In 1997, Dave Alvin – former guitarist and songwriter with the Blasters, and one of the leading advocates of classic blues and R&B on the West Coast roots rock scene – played a special show in Long Beach, California, where he was joined by three very special guests. The fabled Texas fiddler and guitarist Clarence "Gatemouth" Brown, Chicago harmonica master Billy Boy Arnold, and San Francisco-born blues guitarist Joe Louis Walker all sat in with Alvin that evening, making for a very eventful evening for fans of blues and American roots music. The show was captured on tape, and Live in Long Beach 1997 allows listeners to hear Alvin mix it up on-stage with a few of his heroes. Songs include "Barn Burning", "Long White Cadillac", "I Wish You Would", "Chains of Love", "Jolie Blon", "Wabash Cannonball", and more.

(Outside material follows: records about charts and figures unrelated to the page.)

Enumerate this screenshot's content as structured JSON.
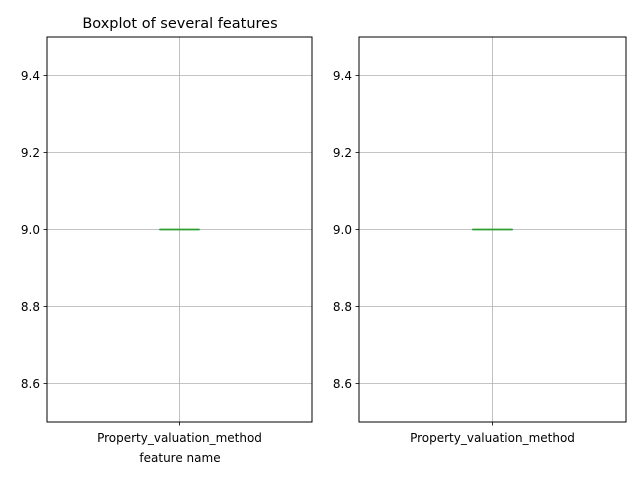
{
  "chart_data": [
    {
      "type": "boxplot",
      "title": "Boxplot of several features",
      "xlabel": "feature name",
      "ylabel": "",
      "categories": [
        "Property_valuation_method"
      ],
      "boxes": [
        {
          "category": "Property_valuation_method",
          "whislo": 9.0,
          "q1": 9.0,
          "med": 9.0,
          "q3": 9.0,
          "whishi": 9.0
        }
      ],
      "ylim": [
        8.5,
        9.5
      ],
      "yticks": [
        "8.6",
        "8.8",
        "9.0",
        "9.2",
        "9.4"
      ],
      "grid": true,
      "colors": {
        "box": "#1f77b4",
        "median": "#2ca02c"
      }
    },
    {
      "type": "boxplot",
      "title": "",
      "xlabel": "",
      "ylabel": "",
      "categories": [
        "Property_valuation_method"
      ],
      "boxes": [
        {
          "category": "Property_valuation_method",
          "whislo": 9.0,
          "q1": 9.0,
          "med": 9.0,
          "q3": 9.0,
          "whishi": 9.0
        }
      ],
      "ylim": [
        8.5,
        9.5
      ],
      "yticks": [
        "8.6",
        "8.8",
        "9.0",
        "9.2",
        "9.4"
      ],
      "grid": true,
      "colors": {
        "box": "#1f77b4",
        "median": "#2ca02c"
      }
    }
  ]
}
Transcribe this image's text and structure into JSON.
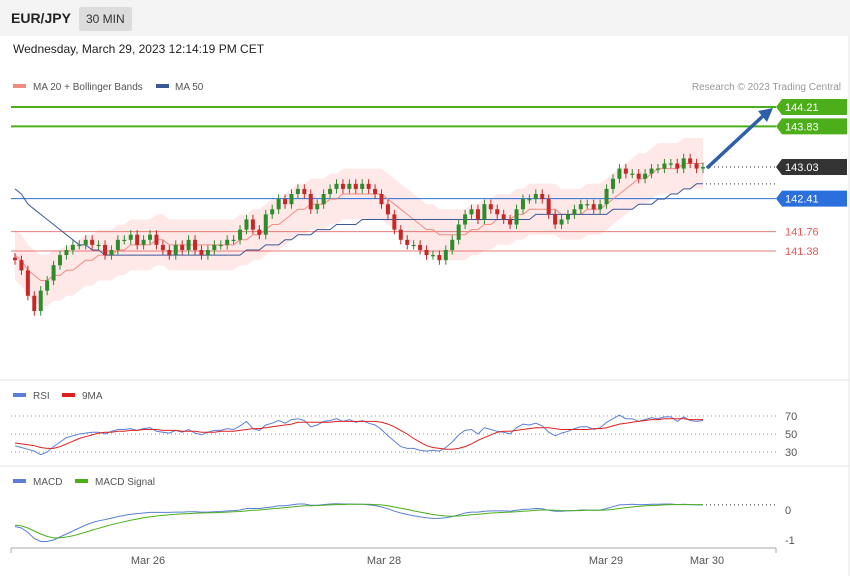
{
  "header": {
    "symbol": "EUR/JPY",
    "timeframe": "30 MIN",
    "datetime": "Wednesday, March 29, 2023 12:14:19 PM CET"
  },
  "legend": {
    "ma20": "MA 20 + Bollinger Bands",
    "ma50": "MA 50",
    "credit": "Research © 2023 Trading Central",
    "rsi": "RSI",
    "rsi9": "9MA",
    "macd": "MACD",
    "macd_signal": "MACD Signal"
  },
  "colors": {
    "green_level": "#4caf1a",
    "blue_level": "#2a6fdb",
    "red_level": "#e05a5a",
    "up_candle": "#2e8b2e",
    "down_candle": "#c62828",
    "ma20": "#f28b82",
    "ma50": "#3b5998",
    "band": "#fde0e0",
    "arrow": "#2e5fa8",
    "rsi": "#5b7fd8",
    "rsi9": "#e02020",
    "macd": "#5b7fd8",
    "macd_signal": "#4caf1a"
  },
  "chart_data": {
    "type": "candlestick",
    "x_ticks": [
      "Mar 26",
      "Mar 28",
      "Mar 29",
      "Mar 30"
    ],
    "price_axis": {
      "min": 139.8,
      "max": 144.4
    },
    "levels": [
      {
        "value": 144.21,
        "label": "144.21",
        "kind": "resistance",
        "color": "#4caf1a"
      },
      {
        "value": 143.83,
        "label": "143.83",
        "kind": "resistance",
        "color": "#4caf1a"
      },
      {
        "value": 143.03,
        "label": "143.03",
        "kind": "last",
        "color": "#333333"
      },
      {
        "value": 142.41,
        "label": "142.41",
        "kind": "pivot",
        "color": "#2a6fdb"
      },
      {
        "value": 141.76,
        "label": "141.76",
        "kind": "support",
        "color": "#e05a5a"
      },
      {
        "value": 141.38,
        "label": "141.38",
        "kind": "support",
        "color": "#e05a5a"
      }
    ],
    "close": [
      141.2,
      141.0,
      140.5,
      140.2,
      140.6,
      140.8,
      141.1,
      141.3,
      141.4,
      141.5,
      141.5,
      141.6,
      141.5,
      141.5,
      141.3,
      141.4,
      141.6,
      141.6,
      141.7,
      141.5,
      141.6,
      141.7,
      141.5,
      141.4,
      141.3,
      141.5,
      141.4,
      141.6,
      141.4,
      141.3,
      141.4,
      141.5,
      141.5,
      141.6,
      141.6,
      141.8,
      142.0,
      141.8,
      141.7,
      142.1,
      142.2,
      142.4,
      142.3,
      142.5,
      142.6,
      142.5,
      142.2,
      142.3,
      142.5,
      142.6,
      142.7,
      142.6,
      142.7,
      142.6,
      142.7,
      142.6,
      142.5,
      142.3,
      142.1,
      141.8,
      141.6,
      141.5,
      141.5,
      141.4,
      141.3,
      141.3,
      141.2,
      141.4,
      141.6,
      141.9,
      142.1,
      142.2,
      142.0,
      142.3,
      142.2,
      142.1,
      142.0,
      141.9,
      142.2,
      142.4,
      142.4,
      142.5,
      142.4,
      142.1,
      141.9,
      142.0,
      142.1,
      142.2,
      142.3,
      142.3,
      142.2,
      142.3,
      142.6,
      142.8,
      143.0,
      142.9,
      142.9,
      142.8,
      142.9,
      143.0,
      143.0,
      143.1,
      143.1,
      143.0,
      143.2,
      143.1,
      143.0,
      143.03
    ],
    "ma20": [
      141.3,
      141.2,
      141.0,
      140.9,
      140.8,
      140.8,
      140.9,
      140.9,
      141.0,
      141.0,
      141.1,
      141.2,
      141.2,
      141.3,
      141.3,
      141.3,
      141.4,
      141.4,
      141.5,
      141.5,
      141.5,
      141.5,
      141.6,
      141.6,
      141.5,
      141.5,
      141.5,
      141.5,
      141.5,
      141.5,
      141.5,
      141.5,
      141.5,
      141.5,
      141.5,
      141.6,
      141.6,
      141.7,
      141.7,
      141.8,
      141.9,
      141.9,
      142.0,
      142.1,
      142.2,
      142.2,
      142.3,
      142.3,
      142.3,
      142.4,
      142.4,
      142.5,
      142.5,
      142.5,
      142.5,
      142.5,
      142.5,
      142.5,
      142.4,
      142.3,
      142.2,
      142.1,
      142.0,
      141.9,
      141.8,
      141.8,
      141.7,
      141.7,
      141.7,
      141.7,
      141.7,
      141.8,
      141.8,
      141.9,
      141.9,
      142.0,
      142.0,
      142.0,
      142.1,
      142.1,
      142.2,
      142.2,
      142.2,
      142.2,
      142.2,
      142.1,
      142.1,
      142.1,
      142.1,
      142.2,
      142.2,
      142.2,
      142.3,
      142.4,
      142.5,
      142.6,
      142.7,
      142.8,
      142.8,
      142.9,
      143.0,
      143.0,
      143.0,
      143.0,
      143.1,
      143.1,
      143.1,
      143.1
    ],
    "ma50": [
      142.6,
      142.5,
      142.3,
      142.2,
      142.1,
      142.0,
      141.9,
      141.8,
      141.7,
      141.6,
      141.5,
      141.5,
      141.4,
      141.4,
      141.3,
      141.3,
      141.3,
      141.3,
      141.3,
      141.3,
      141.3,
      141.3,
      141.3,
      141.3,
      141.3,
      141.3,
      141.3,
      141.3,
      141.3,
      141.3,
      141.3,
      141.3,
      141.3,
      141.3,
      141.3,
      141.3,
      141.4,
      141.4,
      141.4,
      141.5,
      141.5,
      141.5,
      141.6,
      141.6,
      141.7,
      141.7,
      141.7,
      141.8,
      141.8,
      141.8,
      141.9,
      141.9,
      141.9,
      141.9,
      142.0,
      142.0,
      142.0,
      142.0,
      142.0,
      142.0,
      142.0,
      142.0,
      142.0,
      142.0,
      142.0,
      142.0,
      142.0,
      142.0,
      142.0,
      142.0,
      142.0,
      142.0,
      142.0,
      142.0,
      142.0,
      142.0,
      142.0,
      142.0,
      142.0,
      142.0,
      142.0,
      142.1,
      142.1,
      142.1,
      142.1,
      142.1,
      142.1,
      142.1,
      142.1,
      142.1,
      142.1,
      142.1,
      142.1,
      142.2,
      142.2,
      142.2,
      142.2,
      142.3,
      142.3,
      142.3,
      142.4,
      142.4,
      142.5,
      142.5,
      142.6,
      142.6,
      142.7,
      142.7
    ],
    "band_width": 0.5,
    "target_arrow": {
      "from": 143.03,
      "to": 144.21
    },
    "rsi": {
      "ticks": [
        70,
        50,
        30
      ],
      "values": [
        37,
        35,
        33,
        31,
        27,
        30,
        36,
        41,
        46,
        48,
        50,
        51,
        52,
        52,
        50,
        53,
        55,
        55,
        56,
        54,
        56,
        57,
        53,
        52,
        51,
        54,
        52,
        55,
        51,
        49,
        52,
        54,
        54,
        56,
        55,
        59,
        64,
        56,
        54,
        60,
        62,
        65,
        62,
        66,
        67,
        65,
        58,
        60,
        64,
        65,
        67,
        64,
        66,
        63,
        65,
        62,
        60,
        55,
        48,
        42,
        36,
        34,
        34,
        32,
        31,
        32,
        31,
        35,
        41,
        49,
        54,
        55,
        50,
        57,
        55,
        53,
        52,
        50,
        57,
        61,
        60,
        62,
        59,
        52,
        48,
        51,
        53,
        56,
        58,
        58,
        55,
        57,
        63,
        67,
        71,
        67,
        67,
        64,
        66,
        68,
        67,
        69,
        69,
        64,
        69,
        65,
        64,
        65
      ],
      "ma9": [
        40,
        39,
        38,
        37,
        35,
        34,
        34,
        36,
        39,
        42,
        45,
        47,
        49,
        51,
        52,
        52,
        53,
        53,
        54,
        54,
        55,
        55,
        55,
        54,
        54,
        54,
        53,
        53,
        53,
        52,
        52,
        52,
        53,
        53,
        53,
        54,
        55,
        56,
        56,
        57,
        58,
        59,
        60,
        61,
        63,
        63,
        63,
        63,
        63,
        63,
        64,
        64,
        64,
        64,
        64,
        64,
        64,
        63,
        61,
        58,
        54,
        50,
        45,
        41,
        37,
        35,
        34,
        33,
        33,
        34,
        36,
        39,
        43,
        46,
        49,
        52,
        53,
        53,
        54,
        55,
        56,
        57,
        57,
        57,
        56,
        55,
        55,
        55,
        55,
        55,
        56,
        56,
        57,
        59,
        61,
        62,
        63,
        64,
        65,
        66,
        66,
        67,
        67,
        67,
        67,
        66,
        66,
        66
      ]
    },
    "macd": {
      "ticks": [
        0,
        -1
      ],
      "values": [
        -0.55,
        -0.6,
        -0.75,
        -0.95,
        -1.05,
        -1.05,
        -1.0,
        -0.9,
        -0.8,
        -0.7,
        -0.6,
        -0.5,
        -0.42,
        -0.36,
        -0.32,
        -0.27,
        -0.22,
        -0.18,
        -0.14,
        -0.12,
        -0.1,
        -0.08,
        -0.08,
        -0.08,
        -0.08,
        -0.07,
        -0.07,
        -0.06,
        -0.06,
        -0.07,
        -0.07,
        -0.06,
        -0.05,
        -0.03,
        -0.02,
        0.0,
        0.05,
        0.05,
        0.05,
        0.08,
        0.1,
        0.14,
        0.14,
        0.17,
        0.2,
        0.2,
        0.16,
        0.16,
        0.18,
        0.2,
        0.21,
        0.2,
        0.2,
        0.19,
        0.19,
        0.17,
        0.15,
        0.1,
        0.04,
        -0.04,
        -0.1,
        -0.15,
        -0.19,
        -0.23,
        -0.26,
        -0.28,
        -0.28,
        -0.26,
        -0.22,
        -0.16,
        -0.1,
        -0.07,
        -0.07,
        -0.04,
        -0.03,
        -0.03,
        -0.03,
        -0.04,
        -0.01,
        0.02,
        0.03,
        0.05,
        0.04,
        -0.01,
        -0.04,
        -0.04,
        -0.03,
        -0.02,
        0.0,
        0.0,
        -0.01,
        0.0,
        0.05,
        0.11,
        0.17,
        0.18,
        0.19,
        0.18,
        0.18,
        0.19,
        0.19,
        0.2,
        0.2,
        0.18,
        0.19,
        0.18,
        0.17,
        0.17
      ],
      "signal": [
        -0.5,
        -0.53,
        -0.6,
        -0.7,
        -0.8,
        -0.88,
        -0.93,
        -0.93,
        -0.9,
        -0.86,
        -0.8,
        -0.74,
        -0.67,
        -0.61,
        -0.55,
        -0.49,
        -0.44,
        -0.39,
        -0.34,
        -0.3,
        -0.26,
        -0.23,
        -0.2,
        -0.18,
        -0.16,
        -0.14,
        -0.13,
        -0.12,
        -0.11,
        -0.1,
        -0.09,
        -0.09,
        -0.08,
        -0.07,
        -0.06,
        -0.05,
        -0.03,
        -0.01,
        0.0,
        0.02,
        0.04,
        0.06,
        0.08,
        0.1,
        0.12,
        0.14,
        0.14,
        0.15,
        0.16,
        0.17,
        0.18,
        0.18,
        0.19,
        0.19,
        0.19,
        0.19,
        0.18,
        0.17,
        0.14,
        0.1,
        0.06,
        0.02,
        -0.03,
        -0.07,
        -0.11,
        -0.15,
        -0.18,
        -0.2,
        -0.21,
        -0.2,
        -0.18,
        -0.16,
        -0.14,
        -0.12,
        -0.1,
        -0.09,
        -0.08,
        -0.07,
        -0.06,
        -0.04,
        -0.03,
        -0.01,
        0.0,
        0.0,
        -0.01,
        -0.02,
        -0.02,
        -0.02,
        -0.02,
        -0.01,
        -0.01,
        -0.01,
        0.0,
        0.02,
        0.05,
        0.08,
        0.1,
        0.12,
        0.14,
        0.15,
        0.16,
        0.17,
        0.18,
        0.18,
        0.18,
        0.18,
        0.18,
        0.18
      ]
    }
  }
}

Clarence "Gatemouth" Brown was 74 when he recorded American Music, Texas Style, and the Texas bluesman made it clear that he still had plenty of energy. On this CD, Brown really emphasizes his love of jazz. Young hard bop players like trumpeter Nicholas Payton and alto saxman Wes Anderson are on board, and the veteran singer/guitarist offers no less than three standards from Duke Ellington's repertoire ("I'm Beginning to See the Light," "Don't Get Around Much Anymore," and son Mercer Ellington's "Things Ain't What They Used to Be") and two classics from Charlie Parker's years with Jay McShann ("Hootie Blues," "Jumpin' the Blues"). Meanwhile, the jazz influence is hard to miss on such fast jump blues as "Rock My Blues Away" and "Without Me Baby." Brown's voice is thinner than it used to be, but his guitar playing is as energetic as ever. While this CD isn't definitive, it's a good, solid effort that Brown can be proud of.